PKK begins withdrawal from Turkey in peace bid

As a group of militants began leaving the Turkish province of Hakkari, there was no sign of military activity and the militants were not accompanied by security forces or drones.

PKK begins withdrawal from Turkey in peace bid

World Bulletin/News Desk

Members of the Kurdistan Workers' Party (PKK) on Wednesday began leaving Turkish territory from the province of Hakkari.

Kurdistan Workers Party (PKK) guerrillas accused the army on Tuesday of endangering their agreed pullout with reconnaissance drones and troop movements they said could trigger clashes.

But on Wednesday there was no sign of military activity and the militants were not accompanied by security forces or drones.

Soldiers and police mostly waved drivers through four of the checkpoints on the narrow road to the town of Semdinli, near the borders with Iraq and Iran.

Some of the 2,000 PKK members based in Turkey were set to begin trekking through mountains to bases in northern Iraq on Wednesday, taking with them their kalashnikov rifles.

The withdrawal, ordered late last month by top PKK commander Murat Karayilan, is the biggest step yet in a peace deal negotiated between the group's jailed leader Abdullah Ocalan and Turkish officials over recent months.

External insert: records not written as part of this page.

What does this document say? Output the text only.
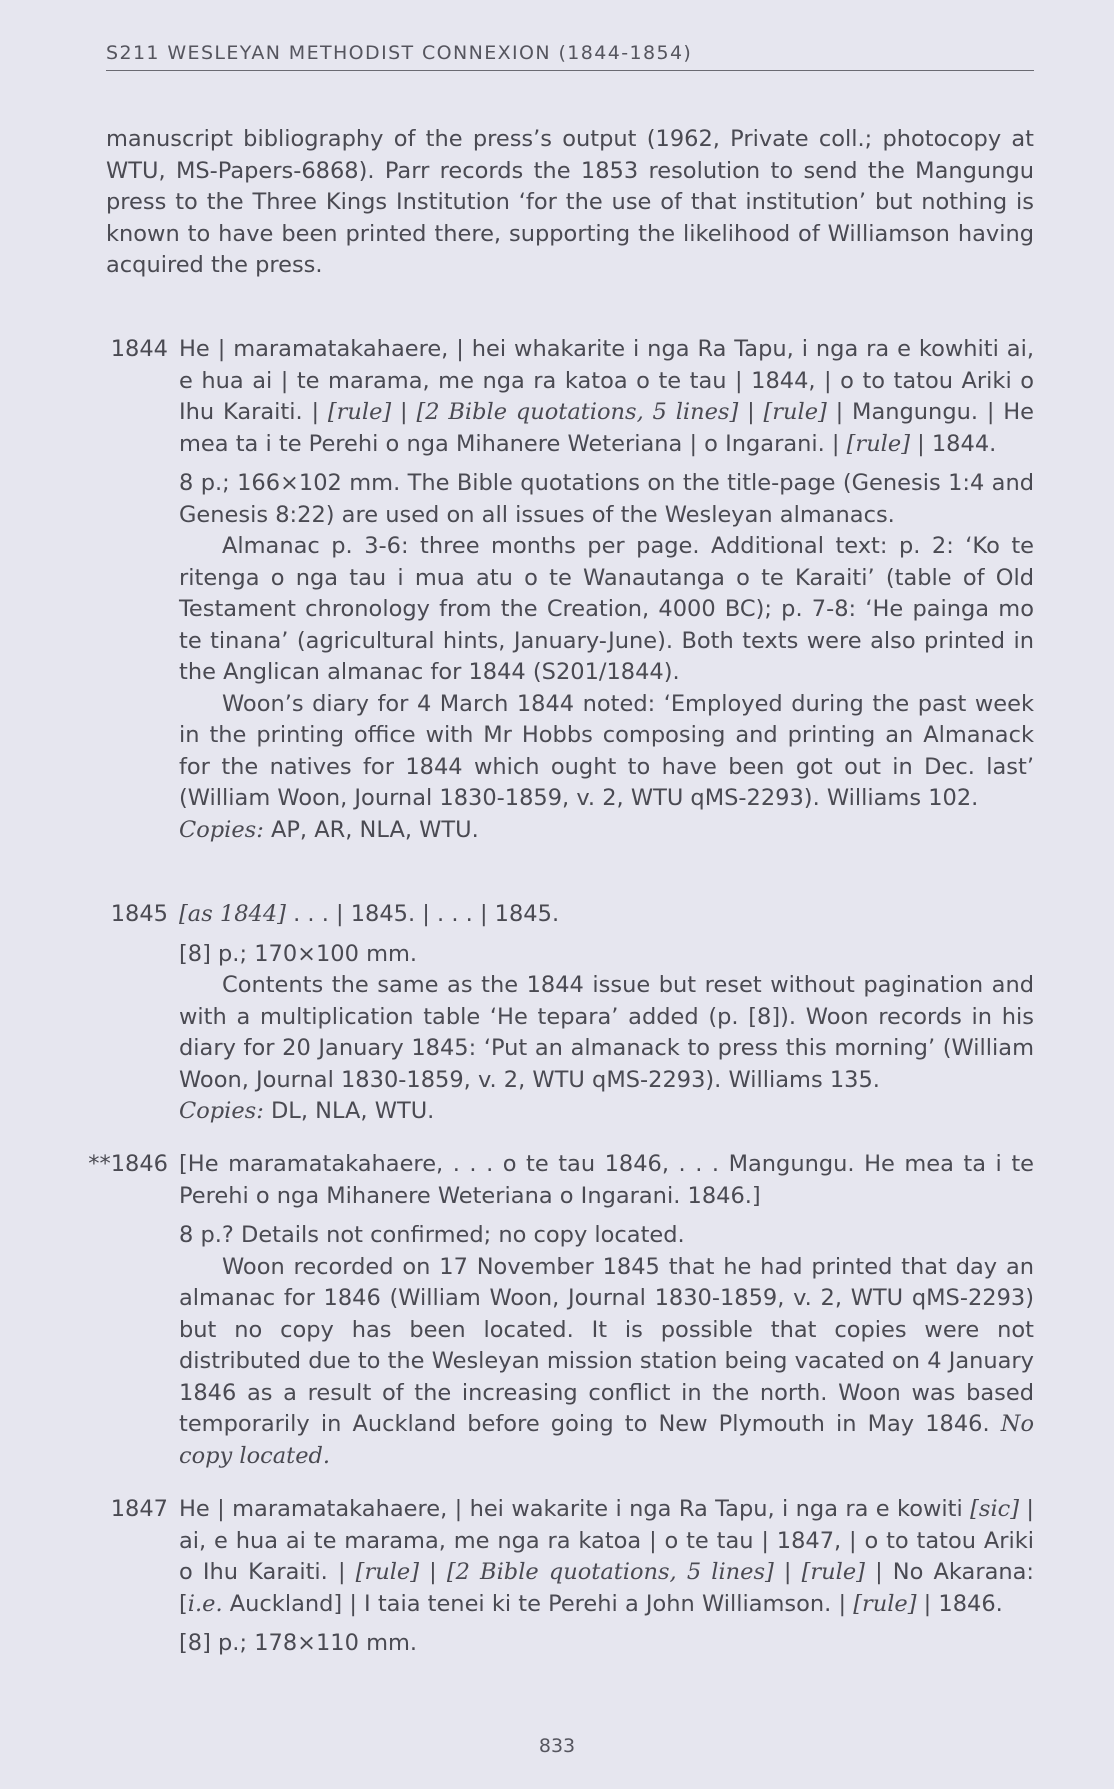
S211 WESLEYAN METHODIST CONNEXION (1844-1854)

manuscript bibliography of the press’s output (1962, Private coll.; photocopy at WTU, MS-Papers-6868). Parr records the 1853 resolution to send the Mangungu press to the Three Kings Institution ‘for the use of that institution’ but nothing is known to have been printed there, supporting the likelihood of Williamson having acquired the press.

1844 He | maramatakahaere, | hei whakarite i nga Ra Tapu, i nga ra e kowhiti ai, e hua ai | te marama, me nga ra katoa o te tau | 1844, | o to tatou Ariki o Ihu Karaiti. | [rule] | [2 Bible quotations, 5 lines] | [rule] | Mangungu. | He mea ta i te Perehi o nga Mihanere Weteriana | o Ingarani. | [rule] | 1844.

8 p.; 166×102 mm. The Bible quotations on the title-page (Genesis 1:4 and Genesis 8:22) are used on all issues of the Wesleyan almanacs.

Almanac p. 3-6: three months per page. Additional text: p. 2: ‘Ko te ritenga o nga tau i mua atu o te Wanautanga o te Karaiti’ (table of Old Testament chronology from the Creation, 4000 BC); p. 7-8: ‘He painga mo te tinana’ (agricultural hints, January-June). Both texts were also printed in the Anglican almanac for 1844 (S201/1844).

Woon’s diary for 4 March 1844 noted: ‘Employed during the past week in the printing office with Mr Hobbs composing and printing an Almanack for the natives for 1844 which ought to have been got out in Dec. last’ (William Woon, Journal 1830-1859, v. 2, WTU qMS-2293). Williams 102.

Copies: AP, AR, NLA, WTU.

1845 [as 1844] . . . | 1845. | . . . | 1845.

[8] p.; 170×100 mm.

Contents the same as the 1844 issue but reset without pagination and with a multiplication table ‘He tepara’ added (p. [8]). Woon records in his diary for 20 January 1845: ‘Put an almanack to press this morning’ (William Woon, Journal 1830-1859, v. 2, WTU qMS-2293). Williams 135.

Copies: DL, NLA, WTU.

**1846 [He maramatakahaere, . . . o te tau 1846, . . . Mangungu. He mea ta i te Perehi o nga Mihanere Weteriana o Ingarani. 1846.]

8 p.? Details not confirmed; no copy located.

Woon recorded on 17 November 1845 that he had printed that day an almanac for 1846 (William Woon, Journal 1830-1859, v. 2, WTU qMS-2293) but no copy has been located. It is possible that copies were not distributed due to the Wesleyan mission station being vacated on 4 January 1846 as a result of the increasing conflict in the north. Woon was based temporarily in Auckland before going to New Plymouth in May 1846. No copy located.

1847 He | maramatakahaere, | hei wakarite i nga Ra Tapu, i nga ra e kowiti [sic] | ai, e hua ai te marama, me nga ra katoa | o te tau | 1847, | o to tatou Ariki o Ihu Karaiti. | [rule] | [2 Bible quotations, 5 lines] | [rule] | No Akarana: [i.e. Auckland] | I taia tenei ki te Perehi a John Williamson. | [rule] | 1846.

[8] p.; 178×110 mm.

833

Prime Minister Tayyip Erdogan has taken a huge gamble with the process, attracting a nationalist backlash before elections next year as he seeks to end a conflict which has put a huge burden on state coffers and damaged Turkey's image abroad.

Few areas have been scarred by the conflict more than the Semdinli area, accessible by a single road that cuts through emerald-green valleys and snowcapped mountains, and which witnessed the deadliest clashes in more than a decade last year.

"This town has never known normalcy, it has always been in the cross-hairs of war," said 30-year-old Mayor Sedat Tore. He does not remember a time in his life without the violence.

"May 8 represents an enormous opportunity to finally silence the guns. The people don't understand this process fully, but they are hopeful. They are searching for even the smallest ray of light at the end of the tunnel," he said.

Pro-Kurdish politicians were in border villages in the mainly Kurdish southeast to monitor the pullout, which was due to take several months. The first fighters were expected to arrive in Iraq within a week.

Karayilan has warned that PKK fighters will retaliate if the Turkish army launches any kind of operation against them.

Imprisoned PKK leader Abdullah Ocalan previously called on members of the organization to lay down arms and leave the country.
Turkish authorities promised to create the conditions for PKK militants who laid down their weapons to freely leave the country.

The rebels are expected to move in groups of around half a dozen in a process expected to take several months, monitored on the Turkish side by the MIT intelligence agency and across the border by the Kurdish regional government of northern Iraq.

Incomes in the area are about half of those in western Turkey but exceed those of neighbouring towns due to a thriving business smuggling fuel, household goods and food from Iran and Iraq, Mayor Tore said.

Its population has grown fourfold since 1984 to 20,000 people as villagers fled their homes to escape fighting between Turkey and the PKK.